Published: October 2 2009 15:53 Last updated: October 2 2009 15:53
Endowed with the world’s fourth largest proven gas reserves, Saudi Arabia would appear to have ample resources of the sought after commodity.
But as the kingdom’s economy and population have expanded questions are mounting about whether it will have to face up to the unthinkable – a gas shortage.
The kingdom is now pursuing an urgent multibillion dollar search for gas that stretches from the Gulf to the vast, remote desert of its Empty Quarter. Gas consumption is growing at 7 per cent a year and this appetite is unlikely to slow in the near future.
The kingdom’s plans to diversify its economy by utilising its hydrocarbon resources to attract energy-intensive industries is putting pressure on energy consumption, which is already growing through increasing demand for electricity and water desalination plants.
Colin Lothian, analyst at Wood Mackenzie, says the gas issue is similar to that being faced by other Gulf countries that failed to predict the sharp rise in demand. He says: “Saudi Arabia desperately needs additional sources of gas – the country was importing fuel oil for use in its power generation this year.”
He adds that historically, gas has almost been treated as “a by-product rather than a valuable commodity”.
“Pre-2000, gas prices were very low and consequently the focus wasn’t really on gas exploration to satisfy domestic demand, but as time has gone on, all of these [Gulf] countries have realised their gas requirements are far in excess of what their short term plans can deliver,” Mr Lothian says.
Citing forecasts from Aramco, the state oil company, the US Energy Information Administration says that natural gas demand in Saudi Arabia is expected to double to 14.5bn cubic feet a day by 2030, up from an estimated 7.1bn cubic feet a day in 2007.
The country is already using liquids to fuel power plants and the surge in energy demand could impact global markets by affecting the kingdom’s oil exports, as well as future industrial projects.

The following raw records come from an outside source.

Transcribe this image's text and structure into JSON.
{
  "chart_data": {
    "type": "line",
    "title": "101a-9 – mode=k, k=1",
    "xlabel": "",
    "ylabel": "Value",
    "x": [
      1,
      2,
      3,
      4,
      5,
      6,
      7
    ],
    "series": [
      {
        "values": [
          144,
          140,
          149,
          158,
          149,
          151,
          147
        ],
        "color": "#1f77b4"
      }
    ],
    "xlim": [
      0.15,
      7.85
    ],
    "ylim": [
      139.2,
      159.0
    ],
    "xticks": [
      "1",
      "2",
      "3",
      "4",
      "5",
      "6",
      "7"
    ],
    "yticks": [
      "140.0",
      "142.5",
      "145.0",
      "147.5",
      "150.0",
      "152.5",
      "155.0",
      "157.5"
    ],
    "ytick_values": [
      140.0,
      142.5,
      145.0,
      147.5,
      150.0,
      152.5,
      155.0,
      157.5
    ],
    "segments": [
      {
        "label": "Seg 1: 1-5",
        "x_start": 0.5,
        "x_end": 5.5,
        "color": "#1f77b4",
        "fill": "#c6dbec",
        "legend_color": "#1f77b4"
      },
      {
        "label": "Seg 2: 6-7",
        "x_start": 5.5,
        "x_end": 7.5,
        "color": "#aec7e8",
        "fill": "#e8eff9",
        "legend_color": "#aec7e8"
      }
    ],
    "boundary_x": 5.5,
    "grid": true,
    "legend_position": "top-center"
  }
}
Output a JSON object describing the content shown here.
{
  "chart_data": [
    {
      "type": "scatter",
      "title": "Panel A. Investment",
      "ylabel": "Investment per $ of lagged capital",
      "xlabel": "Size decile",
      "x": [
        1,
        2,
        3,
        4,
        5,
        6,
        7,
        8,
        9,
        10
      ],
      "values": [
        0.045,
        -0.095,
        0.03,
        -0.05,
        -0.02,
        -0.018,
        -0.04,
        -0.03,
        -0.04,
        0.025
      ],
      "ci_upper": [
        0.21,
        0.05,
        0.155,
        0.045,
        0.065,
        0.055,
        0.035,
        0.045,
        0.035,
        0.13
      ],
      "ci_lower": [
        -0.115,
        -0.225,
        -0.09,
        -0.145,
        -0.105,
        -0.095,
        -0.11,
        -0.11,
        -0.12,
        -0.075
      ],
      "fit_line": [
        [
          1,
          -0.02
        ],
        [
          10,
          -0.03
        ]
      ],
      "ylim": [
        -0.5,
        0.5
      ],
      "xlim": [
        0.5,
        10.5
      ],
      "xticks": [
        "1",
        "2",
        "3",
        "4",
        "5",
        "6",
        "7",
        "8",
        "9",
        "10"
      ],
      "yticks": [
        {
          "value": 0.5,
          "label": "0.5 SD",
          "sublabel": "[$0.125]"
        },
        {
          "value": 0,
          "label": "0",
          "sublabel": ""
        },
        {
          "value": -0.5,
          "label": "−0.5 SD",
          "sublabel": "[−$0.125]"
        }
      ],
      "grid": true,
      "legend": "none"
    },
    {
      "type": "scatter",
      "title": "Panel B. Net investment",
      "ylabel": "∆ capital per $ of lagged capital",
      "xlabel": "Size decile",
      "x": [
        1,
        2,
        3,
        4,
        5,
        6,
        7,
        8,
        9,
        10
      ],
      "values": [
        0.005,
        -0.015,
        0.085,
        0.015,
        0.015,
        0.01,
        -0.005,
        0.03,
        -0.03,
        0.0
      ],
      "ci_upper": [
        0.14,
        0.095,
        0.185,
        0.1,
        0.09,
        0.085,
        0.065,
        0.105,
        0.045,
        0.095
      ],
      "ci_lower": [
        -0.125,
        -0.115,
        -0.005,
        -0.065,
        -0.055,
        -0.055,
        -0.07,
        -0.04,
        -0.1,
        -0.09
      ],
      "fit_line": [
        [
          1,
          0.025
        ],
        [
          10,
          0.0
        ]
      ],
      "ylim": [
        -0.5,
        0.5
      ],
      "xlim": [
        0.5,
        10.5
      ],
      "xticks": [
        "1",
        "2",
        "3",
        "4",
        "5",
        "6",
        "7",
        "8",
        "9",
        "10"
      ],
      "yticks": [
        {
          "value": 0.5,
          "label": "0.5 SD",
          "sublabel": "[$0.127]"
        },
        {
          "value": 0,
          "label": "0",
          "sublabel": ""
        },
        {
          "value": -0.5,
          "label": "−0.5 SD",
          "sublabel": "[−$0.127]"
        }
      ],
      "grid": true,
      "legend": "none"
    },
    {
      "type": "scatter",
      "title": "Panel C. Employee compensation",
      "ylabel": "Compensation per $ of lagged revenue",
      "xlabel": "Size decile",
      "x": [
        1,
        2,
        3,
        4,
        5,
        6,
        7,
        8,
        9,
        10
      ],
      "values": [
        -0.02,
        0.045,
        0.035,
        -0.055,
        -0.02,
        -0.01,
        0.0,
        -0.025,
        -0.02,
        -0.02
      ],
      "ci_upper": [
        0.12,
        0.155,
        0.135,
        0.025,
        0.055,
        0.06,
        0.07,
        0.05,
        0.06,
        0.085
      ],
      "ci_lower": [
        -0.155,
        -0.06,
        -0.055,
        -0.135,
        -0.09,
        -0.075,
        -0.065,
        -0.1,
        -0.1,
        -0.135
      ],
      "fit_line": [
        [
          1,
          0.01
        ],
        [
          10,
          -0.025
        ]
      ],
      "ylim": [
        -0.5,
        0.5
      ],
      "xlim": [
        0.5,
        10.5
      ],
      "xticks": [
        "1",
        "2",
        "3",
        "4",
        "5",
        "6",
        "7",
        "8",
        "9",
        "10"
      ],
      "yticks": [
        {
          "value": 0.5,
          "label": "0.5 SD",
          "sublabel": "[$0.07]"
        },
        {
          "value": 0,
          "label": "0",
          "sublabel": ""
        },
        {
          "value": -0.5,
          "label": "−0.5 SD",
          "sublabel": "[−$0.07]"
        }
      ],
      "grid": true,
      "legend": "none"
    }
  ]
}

The Saudi petroleum ministry has adopted a policy of approving gas supplies to new industrial projects, such as petrochemicals, to ensure their products are not already manufactured in Saudi Arabia, or that they add value by going further downstream than others.
Ali al-Naimi, the petroleum and mineral resources minister, said this year: “The energy consumption pattern in the kingdom will, if it continues, have an impact on both the volume of exports and the kingdom’s income.”
He adds: “This requires us to proceed forthwith to institute a national programme for rationalisation of energy consumption that will take into consideration the kingdom’s condition, the growth phase it is passing through and the need to optimise utilisation of energy in the various sectors.”
The kingdom’s discovered gas reserves have increased from 184,000bn cubic feet in 1990 to 267,000bn cubic feet in 2008.
The problem for Saudi Arabia, however, has been that much of its gas is associated gas – gas linked to oil reservoirs – and so extracting it is tied to oil production.
Mr Naimi said in his speech that the share of non-associated gas out of total gas production had increased from 25 per cent to about 58 per cent. The kingdom’s efforts to develop more gas have been continuing for years with mixed results.
The petroleum ministry announced a $9bn strategy in late 2006 to add 50,000bn cubic feet of non-associated reserves in 10 years through new discoveries, according to the EIA.
Aramco is also spending billions of dollars on a series of mega-projects to increase its gas processing capacity from 9.3bn cubic feet to 12.5bn cubic feet.
The kingdom has been boosted by discoveries in its Karan field, the nation’s first non-associated offshore field, and Aramco began awarding contracts for the project earlier this year.
It hopes the field will produce 1.8bn cubic feet a day when completed, with the first phase of production planned to produce 400m cubic feet a day in 2011.
A 110km sub-sea pipeline will transport gas to processing facilities at the Khursaniya gas plant.
The state oil company also announced three other discoveries, including Arabiya and Hasbah, which are also offshore at the beginning of the year.
Another project, however, has borne less fruit so far.
In an effort to get more non-associated gas on tap, the kingdom awarded international companies exploration blocks in the vast Empty Quarter, outside the area reserved for Aramco. These include Shell, Repsol, ENI, Lukoil and Sinopec. But last year, Total pulled out after drilling three exploration wells that produced disappointing results.
Mr Lothian says that, as exploration licences are nearing expiry, it is possible that companies may not extend their contracts.
“Gas exploration in the Empty Quarter has failed to live up to expectations. The only block to report any sign of commercial quantities is Contract Area A [Lukoil’s block], but overall the exploration results could be classed as a disappointment.”